Number of tokens: 1161192
Number of sentences: 57340
Longest sentences length: 180


In [5]:
words_dict, inv_words_dict = words2dict.convert(words)
print(words_dict['five'])
print(inv_words_dict[334])

words_size = len(words_dict)
print("Number of unique tokens: {}".format(words_size))

334
five
Number of unique tokens: 49815


In [6]:
def batchPadding(batch, padding_symbol=words_dict['--']):
    size = max([len(record) for record in batch])
    result = np.full((len(batch), size), padding_symbol)
    for i in range(len(batch)):
        result[i][:len(batch[i])] = batch[i]
    return result

In [7]:
def dataGenerator(sents, words_dict, window_size = 2, batch_size=32, train_length=2):
    train = []
    label = []
    length = []
    while(True):
        left_window = [words_dict['--'] for i in range(window_size)]
        target = [words_dict['--'] for i in range(train_length)]
        right_window = [words_dict['--'] for i in range(window_size)]
        for sent in sents:
            for word in sent:
                right_window.append(words_dict[word])
                target.append(right_window.pop(0))
                left_window.append(target.pop(0))
                left_window.pop(0)
                
                for context in left_window + right_window:
                    train.append(list(target))
                    label.append(list([context]))
                    length.append(len(target))
                    if(len(train) == batch_size):
                        yield train, label, length
                        train = []
                        label = []
                        length = []

        print('epouch done...')

In [8]:
TRAIN_LENGTH = 1
WINDOW_SIZE = 2
BATCH_SIZE = 32

In [9]:
def visualizeData(generator):
    train, label, length = next(generator)
    for i in range(len(train)):
        print([inv_words_dict[word] for word in train[i]], [inv_words_dict[word] for word in label[i]], length[i])

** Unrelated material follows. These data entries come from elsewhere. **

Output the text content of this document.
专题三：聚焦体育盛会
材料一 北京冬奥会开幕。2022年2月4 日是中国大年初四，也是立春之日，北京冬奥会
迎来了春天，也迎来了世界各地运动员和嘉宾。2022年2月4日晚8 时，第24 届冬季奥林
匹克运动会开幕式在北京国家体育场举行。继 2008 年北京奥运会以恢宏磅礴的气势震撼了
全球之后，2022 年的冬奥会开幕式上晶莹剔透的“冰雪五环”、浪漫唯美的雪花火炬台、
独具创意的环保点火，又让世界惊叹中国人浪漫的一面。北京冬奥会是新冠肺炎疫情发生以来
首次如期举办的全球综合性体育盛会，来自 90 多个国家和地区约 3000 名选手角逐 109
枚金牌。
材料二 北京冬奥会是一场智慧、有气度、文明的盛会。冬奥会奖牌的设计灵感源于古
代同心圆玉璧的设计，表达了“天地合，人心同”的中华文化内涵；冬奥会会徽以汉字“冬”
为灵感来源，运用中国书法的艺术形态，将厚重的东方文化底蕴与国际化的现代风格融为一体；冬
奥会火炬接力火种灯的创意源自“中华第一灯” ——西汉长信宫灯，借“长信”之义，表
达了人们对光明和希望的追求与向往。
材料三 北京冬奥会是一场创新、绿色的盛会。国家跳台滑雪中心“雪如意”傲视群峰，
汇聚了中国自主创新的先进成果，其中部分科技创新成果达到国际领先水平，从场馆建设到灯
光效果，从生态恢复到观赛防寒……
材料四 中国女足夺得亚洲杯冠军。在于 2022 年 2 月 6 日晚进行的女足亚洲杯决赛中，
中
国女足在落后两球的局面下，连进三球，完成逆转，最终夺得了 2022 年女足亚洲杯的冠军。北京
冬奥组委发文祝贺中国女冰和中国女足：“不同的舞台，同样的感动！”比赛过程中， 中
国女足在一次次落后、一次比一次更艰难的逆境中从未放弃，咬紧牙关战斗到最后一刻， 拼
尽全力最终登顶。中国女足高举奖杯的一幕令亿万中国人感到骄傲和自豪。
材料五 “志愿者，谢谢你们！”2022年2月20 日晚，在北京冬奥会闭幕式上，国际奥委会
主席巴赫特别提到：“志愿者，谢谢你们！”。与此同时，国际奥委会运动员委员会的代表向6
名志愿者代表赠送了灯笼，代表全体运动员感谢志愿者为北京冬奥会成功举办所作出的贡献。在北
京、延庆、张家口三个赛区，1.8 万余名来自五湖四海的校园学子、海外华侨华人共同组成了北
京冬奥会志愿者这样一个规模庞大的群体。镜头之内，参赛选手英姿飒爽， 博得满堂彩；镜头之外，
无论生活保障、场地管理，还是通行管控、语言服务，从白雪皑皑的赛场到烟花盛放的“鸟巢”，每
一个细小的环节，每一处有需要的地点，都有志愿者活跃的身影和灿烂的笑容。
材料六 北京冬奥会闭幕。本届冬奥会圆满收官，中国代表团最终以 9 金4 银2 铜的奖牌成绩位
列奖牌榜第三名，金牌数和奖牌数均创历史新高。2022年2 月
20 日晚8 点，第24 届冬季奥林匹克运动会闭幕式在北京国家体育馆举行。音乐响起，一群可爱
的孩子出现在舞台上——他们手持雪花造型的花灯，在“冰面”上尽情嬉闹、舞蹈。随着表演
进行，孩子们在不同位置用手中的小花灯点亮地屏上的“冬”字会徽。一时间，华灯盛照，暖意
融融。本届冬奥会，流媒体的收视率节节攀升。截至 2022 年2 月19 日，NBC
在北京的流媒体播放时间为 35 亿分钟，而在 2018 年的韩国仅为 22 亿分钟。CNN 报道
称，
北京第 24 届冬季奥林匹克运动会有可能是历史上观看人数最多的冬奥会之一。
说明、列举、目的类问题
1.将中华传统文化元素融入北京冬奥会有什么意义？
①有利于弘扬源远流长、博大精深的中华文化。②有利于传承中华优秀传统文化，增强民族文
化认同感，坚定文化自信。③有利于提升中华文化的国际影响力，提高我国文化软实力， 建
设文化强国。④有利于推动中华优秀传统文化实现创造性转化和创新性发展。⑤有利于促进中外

generator = dataGenerator(sents[:1], words_dict, window_size = 1, batch_size=64, train_length=2)
#print(sents[0])
#visualizeData(generator)

In [10]:
generator = dataGenerator(sents, words_dict, window_size = WINDOW_SIZE, batch_size=BATCH_SIZE, train_length=TRAIN_LENGTH)

In [11]:
RNN_DIMENSION = [50]
RNN_LAYERS = 1
DIMENSION = 50
VOCABULAY_SIZE = len(words_dict)
NEGATIVE_SAMPLE = 128

In [12]:
graph = tf.Graph()

with graph.as_default():
    
        inputs = tf.placeholder(tf.int32, (None, None), name = "Input_Sentence_Word_Index")
        #OUT: (batch, time) int32
        
        input_lengths = tf.placeholder(tf.int32, (None), name = "Input_Sentence_Length")
        #OUT: (batch) int32
        
        labels = tf.placeholder(tf.int32, (None, 1), name = "Context_Word_Index")
        #OUT: (batch, 1) int32
        
        batch_size = tf.shape(inputs)[0]
        
        embeddings = tf.Variable(tf.random_uniform([VOCABULAY_SIZE, DIMENSION], -1.0, 1.0), trainable=False, name="Word2Vec")
        
        #IN: (batch, time) int32
        inputs_embed = tf.nn.embedding_lookup(embeddings, inputs, max_norm=1)
        #OUT: (batch, time, dim) float32
        
        #IN: (batch, time, dim) 
        #weights = [tf.Variable(tf.random_uniform([DIMENSION * 2, DIMENSION], minval=-1, maxval=1)) for i in range(RNN_LAYERS)]
        #bias = [tf.Variable(tf.random_uniform([DIMENSION], minval=-1, maxval=1)) for i in range(RNN_LAYERS)]
        
        #nn_input = tf.reshape(inputs_embed, (batch_size, DIMENSION))
        #nn_output = tf.ones((batch_size, DIMENSION))
        #for i in range(RNN_LAYERS):
        #    nn_output = tf.concat([nn_output, nn_input], 1)
        #    nn_output = tf.tanh(tf.matmul(nn_output, weights[i]) + bias[i])
        #out: (batch, DIMENSION)

        #IN: (batch, time, dim) float32
        #rnn_inputs = tf.transpose(inputs_embed, [1, 0, 2])
        rnn_inputs = inputs_embed
        #OUT: (batch, time, dim) float32
        
        with tf.variable_scope("LSTM") as lstm_scope:

            cell = tf.contrib.rnn.LSTMCell(RNN_DIMENSION[-1])        
            #stack = tf.contrib.rnn.MultiRNNCell([tf.contrib.rnn.LSTMCell(RNN_DIMENSION[i]) for i in range(RNN_LAYERS)])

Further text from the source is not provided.